Overview of Applied Threat Intelligence curated detections

This document provides an overview of the Curated Detection rule sets in the Applied Threat Intelligence Curated Prioritization category, which is available in Google Security Operations Security Operations Enterprise Plus. These rules leverage Mandiant threat intelligence to proactively identify and alert on high-priority threats.

This category includes the following rule sets that support the Applied Threat Intelligence feature in Google Security Operations SIEM:

  • Active Breach Priority Network Indicators: Identifies network-related indicators of compromise (IOCs) in event data using Mandiant threat intelligence. Prioritizes IOCs with the Active Breach label.
  • Active Breach Priority Host Indicators: Identifies host-related IOCs in event data using Mandiant threat intelligence. Prioritizes IOCs with the Active Breach label.
  • High Priority Network Indicators: Identifies network-related IOCs in event data using Mandiant threat intelligence. Prioritizes IOCs with the High label.
  • High Priority Host Indicators: Identifies host-related IOCs in event data using Mandiant threat intelligence. Prioritizes IOCs with the High label.

When you enable the rule sets, Google Security Operations SIEM starts evaluating your event data against Mandiant threat intelligence data. If one or more rules identify a match to an IOC with either the Active Breach or High label, an alert is generated. For more information about how to enable curated detection rule sets, see Enable all rule sets.

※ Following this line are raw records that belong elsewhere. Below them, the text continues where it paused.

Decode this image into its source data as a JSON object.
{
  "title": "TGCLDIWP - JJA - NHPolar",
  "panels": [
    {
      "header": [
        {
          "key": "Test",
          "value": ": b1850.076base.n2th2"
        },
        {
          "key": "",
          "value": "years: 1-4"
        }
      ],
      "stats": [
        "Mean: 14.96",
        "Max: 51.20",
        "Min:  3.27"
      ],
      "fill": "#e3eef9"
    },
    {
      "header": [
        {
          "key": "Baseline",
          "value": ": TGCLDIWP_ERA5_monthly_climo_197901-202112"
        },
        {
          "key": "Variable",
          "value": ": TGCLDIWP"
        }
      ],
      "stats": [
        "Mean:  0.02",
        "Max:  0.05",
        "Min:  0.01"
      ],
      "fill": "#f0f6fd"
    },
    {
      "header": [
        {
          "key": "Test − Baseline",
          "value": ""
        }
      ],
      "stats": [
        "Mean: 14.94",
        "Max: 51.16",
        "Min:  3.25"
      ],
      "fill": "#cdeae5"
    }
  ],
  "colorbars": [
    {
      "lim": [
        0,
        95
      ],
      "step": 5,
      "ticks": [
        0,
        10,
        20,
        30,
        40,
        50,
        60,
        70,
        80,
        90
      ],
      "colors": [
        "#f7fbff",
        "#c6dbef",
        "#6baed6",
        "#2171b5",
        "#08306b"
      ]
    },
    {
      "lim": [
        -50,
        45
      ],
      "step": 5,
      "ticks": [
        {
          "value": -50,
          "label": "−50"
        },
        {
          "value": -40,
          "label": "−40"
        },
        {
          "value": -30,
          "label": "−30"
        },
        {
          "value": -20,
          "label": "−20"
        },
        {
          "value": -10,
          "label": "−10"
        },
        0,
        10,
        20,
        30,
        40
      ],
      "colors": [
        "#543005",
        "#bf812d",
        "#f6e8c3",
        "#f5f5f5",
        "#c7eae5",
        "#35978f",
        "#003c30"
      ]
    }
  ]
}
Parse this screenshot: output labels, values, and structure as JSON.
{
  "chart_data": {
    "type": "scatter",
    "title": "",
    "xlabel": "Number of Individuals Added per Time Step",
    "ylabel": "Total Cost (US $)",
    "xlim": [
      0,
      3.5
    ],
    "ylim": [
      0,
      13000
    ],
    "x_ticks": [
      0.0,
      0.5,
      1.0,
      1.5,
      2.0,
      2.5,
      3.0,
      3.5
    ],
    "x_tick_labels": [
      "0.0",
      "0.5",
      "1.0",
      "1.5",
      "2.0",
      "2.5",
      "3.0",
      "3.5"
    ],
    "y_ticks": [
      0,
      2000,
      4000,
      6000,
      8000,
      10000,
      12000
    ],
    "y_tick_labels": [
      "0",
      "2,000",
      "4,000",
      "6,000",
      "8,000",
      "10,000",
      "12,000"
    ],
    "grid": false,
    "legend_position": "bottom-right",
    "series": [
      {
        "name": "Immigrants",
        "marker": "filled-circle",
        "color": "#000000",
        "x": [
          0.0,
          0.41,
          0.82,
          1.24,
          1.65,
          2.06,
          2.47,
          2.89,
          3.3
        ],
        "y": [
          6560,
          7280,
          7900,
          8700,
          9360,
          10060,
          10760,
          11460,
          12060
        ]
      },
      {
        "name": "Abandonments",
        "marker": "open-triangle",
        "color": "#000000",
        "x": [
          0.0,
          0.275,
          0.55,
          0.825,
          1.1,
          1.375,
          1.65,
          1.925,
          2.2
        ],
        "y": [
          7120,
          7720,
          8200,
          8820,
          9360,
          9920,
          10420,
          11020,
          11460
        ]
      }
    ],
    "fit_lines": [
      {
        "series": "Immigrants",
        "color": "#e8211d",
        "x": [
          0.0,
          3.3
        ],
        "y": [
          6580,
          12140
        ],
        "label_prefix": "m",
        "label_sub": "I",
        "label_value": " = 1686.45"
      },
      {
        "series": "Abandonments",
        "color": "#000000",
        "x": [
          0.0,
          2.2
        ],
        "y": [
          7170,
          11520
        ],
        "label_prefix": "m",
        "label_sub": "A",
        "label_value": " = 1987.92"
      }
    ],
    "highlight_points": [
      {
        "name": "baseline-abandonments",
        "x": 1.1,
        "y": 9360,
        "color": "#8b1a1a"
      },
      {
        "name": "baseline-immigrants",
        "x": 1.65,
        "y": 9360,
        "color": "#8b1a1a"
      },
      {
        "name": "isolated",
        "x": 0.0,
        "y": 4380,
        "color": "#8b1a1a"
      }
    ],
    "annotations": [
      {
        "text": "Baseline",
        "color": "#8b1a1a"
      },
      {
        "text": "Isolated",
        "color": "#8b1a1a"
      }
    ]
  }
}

Supported devices and log types

You can ingest data from any log type that Google Security Operations SIEM supports with a default parser. For the list, see Supported log types and default parsers.

Google Security Operations evaluates your UDM event data against IOCs curated by Mandiant threat intelligence and identifies if there is a domain, IP address, or file hash match. It analyzes UDM fields that store a domain, IP address, and file hash.

If you replace a default parser with a custom parser, and you change the UDM field where a domain, IP address, or file hash is stored, you may affect the behavior of these rule sets.

The rule sets use the following UDM fields to determine priority, such as Active Breach or High.

  • network.direction
  • security_result.[]action

For IP address indicators, the network.direction is required. If the network.direction field is not populated in the UDM event, then Applied Threat Intelligence checks the principal.ip and target.ip fields against RFC 1918 internal IP address ranges to determine the network direction. If this check does not provide clarity, then the IP address is considered to be external to the customer environment.

Tuning alerts returned by Applied Threat Intelligence category

You can reduce the number of detections a rule or rule set generates using rule exclusions.

In the rule exclusion, define the criteria of a UDM event that exclude the event from being evaluated by the rule set. Events with values in the specified UDM field won't be evaluated by rules in the rule set.

For example, you might exclude events based on the following information:

  • principal.hostname
  • principal.ip
  • target.domain.name
  • target.file.sha256

See Configure rule exclusions for information about how to create rule exclusions.

If a rule set uses a predefined reference list, the reference list description provides detail about which UDM field is evaluated.